“Natural gas is different, but not so different that you can’t figure it out with proper training,” said Erik Neandross, who laid out the pros, cons, and considerations in using natural gas (NG) for fleet operations during a session at the Distribution Solutions Conference recently.
Neandross is president of Gladstein, Neandross & Associates, a consulting company that helps clients plan and implement NG vehicle deployment.
Pros of NG center on cost savings and long-term availability of supply. Cons concern storage and infrastructure for delivery and distribution, both of which are not yet plentiful for this fuel source. Two other considerations must also be addressed: first, the feasibility of switching to NG for a particular distributor; and second, the financial investment it takes to do so, especially considering timing of return on investment.
Neandross explained the differences between compressed natural gas (CNG) and liquified natural gas (LNG) in terms of usage, storage, composition, and cost. Basically, CNG requires compression, thus tanks that are thicker-walled. CNG also may require longer time to fill a tank. LNG, on the other hand, is cooled to a point of being a cryogenic liquid and needs to be stored in insulated tanks. Neandross said the selection of one over the other depends on weight and range of the vehicle. LNGs are somewhat better for long-haul vehicles, while CNG is preferable for intra-city or regional routes.
Both, however, are less expensive than diesel. Using the price of diesel the day of his presentation (October 30, 2012) and converting it to a diesel gallon equivalent for accurate comparison, Neandross gave these numbers: diesel, $3.70; CNG, $1.49; and LNG,: $1.94.
Neandross used a number of case studies to make his points, ranging from Sysco Corporation to foodservice manufacturers to truck rental companies.

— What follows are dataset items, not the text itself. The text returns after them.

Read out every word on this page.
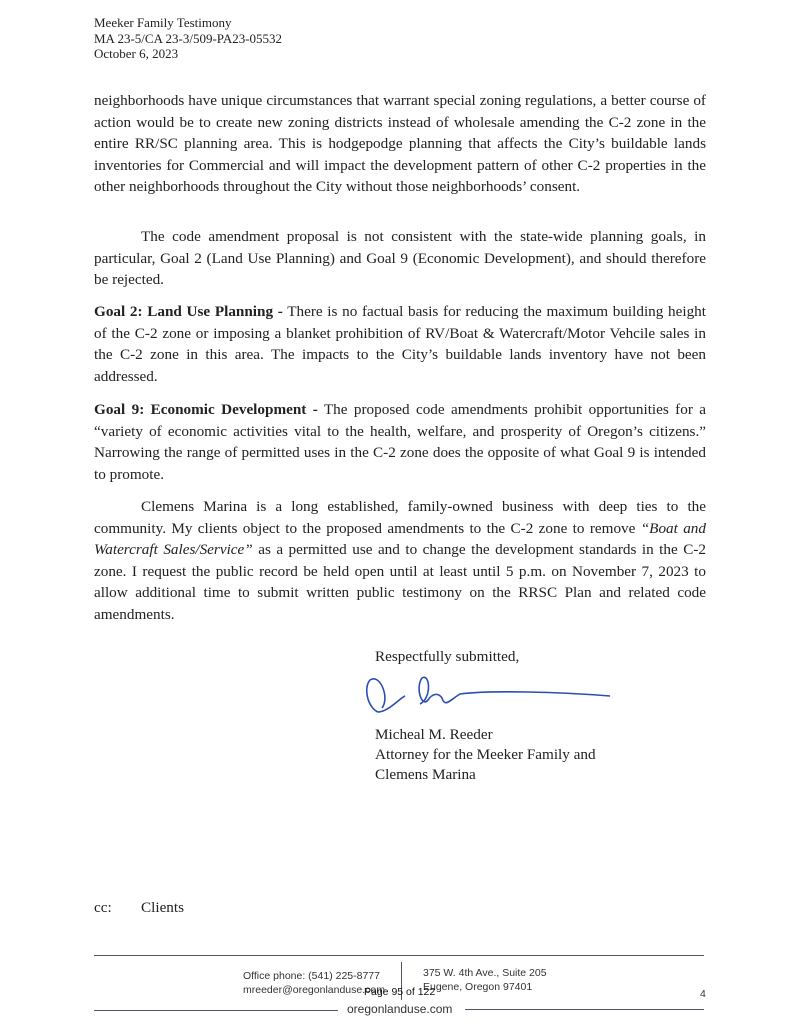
Meeker Family Testimony
MA 23-5/CA 23-3/509-PA23-05532
October 6, 2023
neighborhoods have unique circumstances that warrant special zoning regulations, a better course of action would be to create new zoning districts instead of wholesale amending the C-2 zone in the entire RR/SC planning area. This is hodgepodge planning that affects the City’s buildable lands inventories for Commercial and will impact the development pattern of other C-2 properties in the other neighborhoods throughout the City without those neighborhoods’ consent.
The code amendment proposal is not consistent with the state-wide planning goals, in particular, Goal 2 (Land Use Planning) and Goal 9 (Economic Development), and should therefore be rejected.
Goal 2: Land Use Planning - There is no factual basis for reducing the maximum building height of the C-2 zone or imposing a blanket prohibition of RV/Boat & Watercraft/Motor Vehcile sales in the C-2 zone in this area. The impacts to the City’s buildable lands inventory have not been addressed.
Goal 9: Economic Development - The proposed code amendments prohibit opportunities for a “variety of economic activities vital to the health, welfare, and prosperity of Oregon’s citizens.” Narrowing the range of permitted uses in the C-2 zone does the opposite of what Goal 9 is intended to promote.
Clemens Marina is a long established, family-owned business with deep ties to the community. My clients object to the proposed amendments to the C-2 zone to remove “Boat and Watercraft Sales/Service” as a permitted use and to change the development standards in the C-2 zone. I request the public record be held open until at least until 5 p.m. on November 7, 2023 to allow additional time to submit written public testimony on the RRSC Plan and related code amendments.
Respectfully submitted,
Micheal M. Reeder
Attorney for the Meeker Family and
Clemens Marina
cc: Clients
Office phone: (541) 225-8777
mreeder@oregonlanduse.com
375 W. 4th Ave., Suite 205
Eugene, Oregon 97401
Page 95 of 122	4
oregonlanduse.com
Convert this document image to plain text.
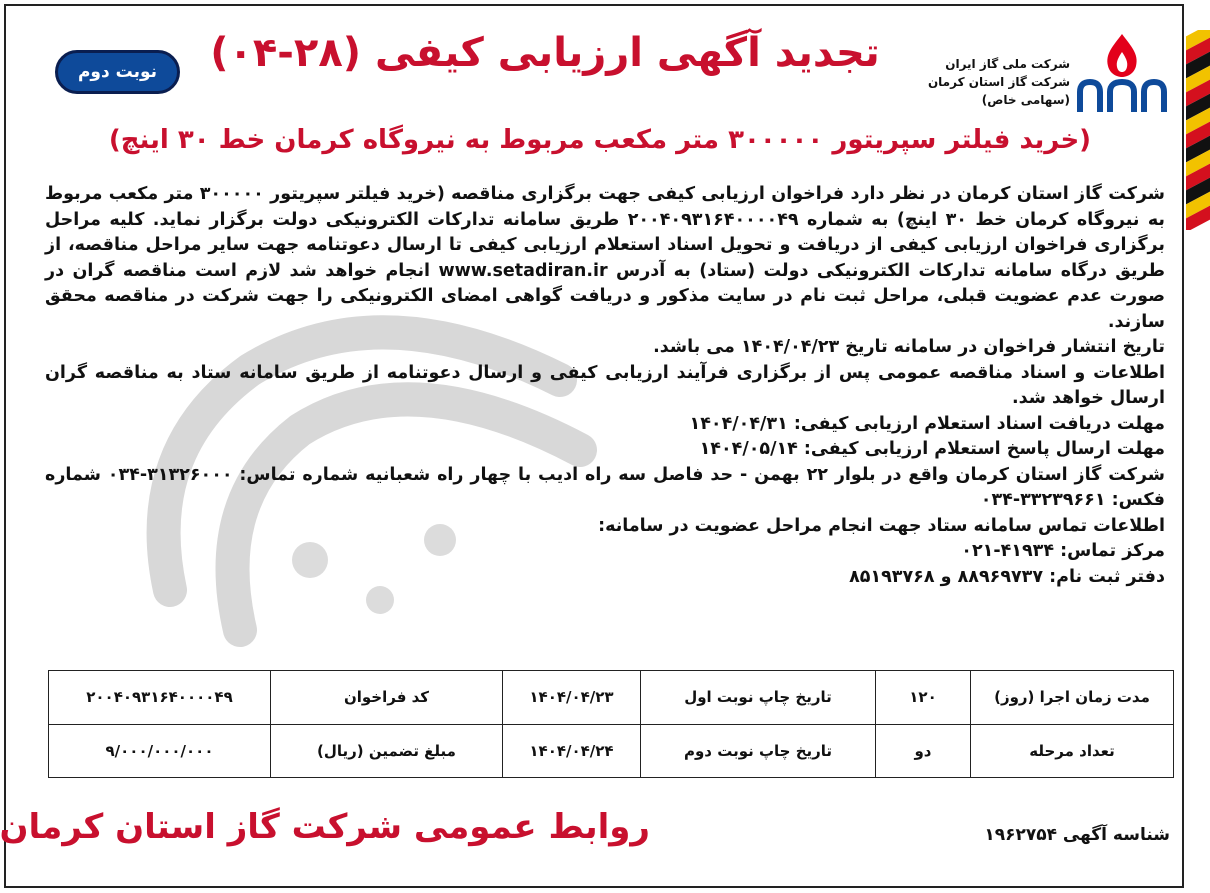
شرکت ملی گاز ایران
شرکت گاز استان کرمان
(سهامی خاص)
تجدید آگهی ارزیابی کیفی (۲۸-۰۴)
نوبت دوم
(خرید فیلتر سپریتور ۳۰۰۰۰۰ متر مکعب مربوط به نیروگاه کرمان خط ۳۰ اینچ)

شرکت گاز استان کرمان در نظر دارد فراخوان ارزیابی کیفی جهت برگزاری مناقصه (خرید فیلتر سپریتور ۳۰۰۰۰۰ متر مکعب مربوط به نیروگاه کرمان خط ۳۰ اینچ) به شماره ۲۰۰۴۰۹۳۱۶۴۰۰۰۰۴۹ طریق سامانه تدارکات الکترونیکی دولت برگزار نماید. کلیه مراحل برگزاری فراخوان ارزیابی کیفی از دریافت و تحویل اسناد استعلام ارزیابی کیفی تا ارسال دعوتنامه جهت سایر مراحل مناقصه، از طریق درگاه سامانه تدارکات الکترونیکی دولت (ستاد) به آدرس www.setadiran.ir انجام خواهد شد لازم است مناقصه گران در صورت عدم عضویت قبلی، مراحل ثبت نام در سایت مذکور و دریافت گواهی امضای الکترونیکی را جهت شرکت در مناقصه محقق سازند.

تاریخ انتشار فراخوان در سامانه تاریخ ۱۴۰۴/۰۴/۲۳ می باشد.

اطلاعات و اسناد مناقصه عمومی پس از برگزاری فرآیند ارزیابی کیفی و ارسال دعوتنامه از طریق سامانه ستاد به مناقصه گران ارسال خواهد شد.

مهلت دریافت اسناد استعلام ارزیابی کیفی: ۱۴۰۴/۰۴/۳۱

مهلت ارسال پاسخ استعلام ارزیابی کیفی: ۱۴۰۴/۰۵/۱۴

شرکت گاز استان کرمان واقع در بلوار ۲۲ بهمن - حد فاصل سه راه ادیب با چهار راه شعبانیه شماره تماس: ۳۱۳۲۶۰۰۰-۰۳۴ شماره فکس: ۳۳۲۳۹۶۶۱-۰۳۴

اطلاعات تماس سامانه ستاد جهت انجام مراحل عضویت در سامانه:

مرکز تماس: ۴۱۹۳۴-۰۲۱

دفتر ثبت نام: ۸۸۹۶۹۷۳۷ و ۸۵۱۹۳۷۶۸

مدت زمان اجرا (روز)	۱۲۰	تاریخ چاپ نوبت اول	۱۴۰۴/۰۴/۲۳	کد فراخوان	۲۰۰۴۰۹۳۱۶۴۰۰۰۰۴۹
تعداد مرحله	دو	تاریخ چاپ نوبت دوم	۱۴۰۴/۰۴/۲۴	مبلغ تضمین (ریال)	۹/۰۰۰/۰۰۰/۰۰۰
روابط عمومی شرکت گاز استان کرمان	شناسه آگهی ۱۹۶۲۷۵۴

So far, Sysco has converted one-half of the company’s Los Angeles fleet (185 trucks) to run on LNG. Once this test is approved, the company will look to roll out the program to other operating companies. Other food companies working on deployment include Albertsons, Core-Mark International, Vons/Safeway, Frito-Lay/Pepsi, Golden State Foods, and Kroger.
As to infrastructure, there are currently 1,100 NG filling stations across the United States, but fewer than 10% of them are usable for heavy-duty trucks. A fuel station costs around $1.5 million to build, Neandross said, making it a considerable investment for a distributor. Maintenance facilities need to be built to accommodate safety issues surrounding storage of natural gas—specifically, flammability—and costs are approximately $40,000 per bay. Also, the cost to purchase an NG vehicle is $45,000 to $50,000 greater than that for a diesel truck. All told, return on investment can be attained in two to five years depending on the number of vehicles converted to NG.
NG doesn’t work in every situation, said Neandross. Considerations include the economics of cost savings versus investment. Two strong positives include long-term availability of supply, plus grants and incentives can reduce time to reach ROI. Assuming that fracking continues to be approved, the supply of shale gas is estimated at up to 100-plus years.\
Neandross said his firm has a high degree of success obtaining government grants and incentives for clients. He cautioned that these are taxable and may need to be repaid; however, they are advantageous for initiating an NG program.
He advised distributors to start soon if they are interested in converting from diesel to NG. While the project development time from planning to implementation can take considerable time, effort, and money, he said “the future looks good for NG users.”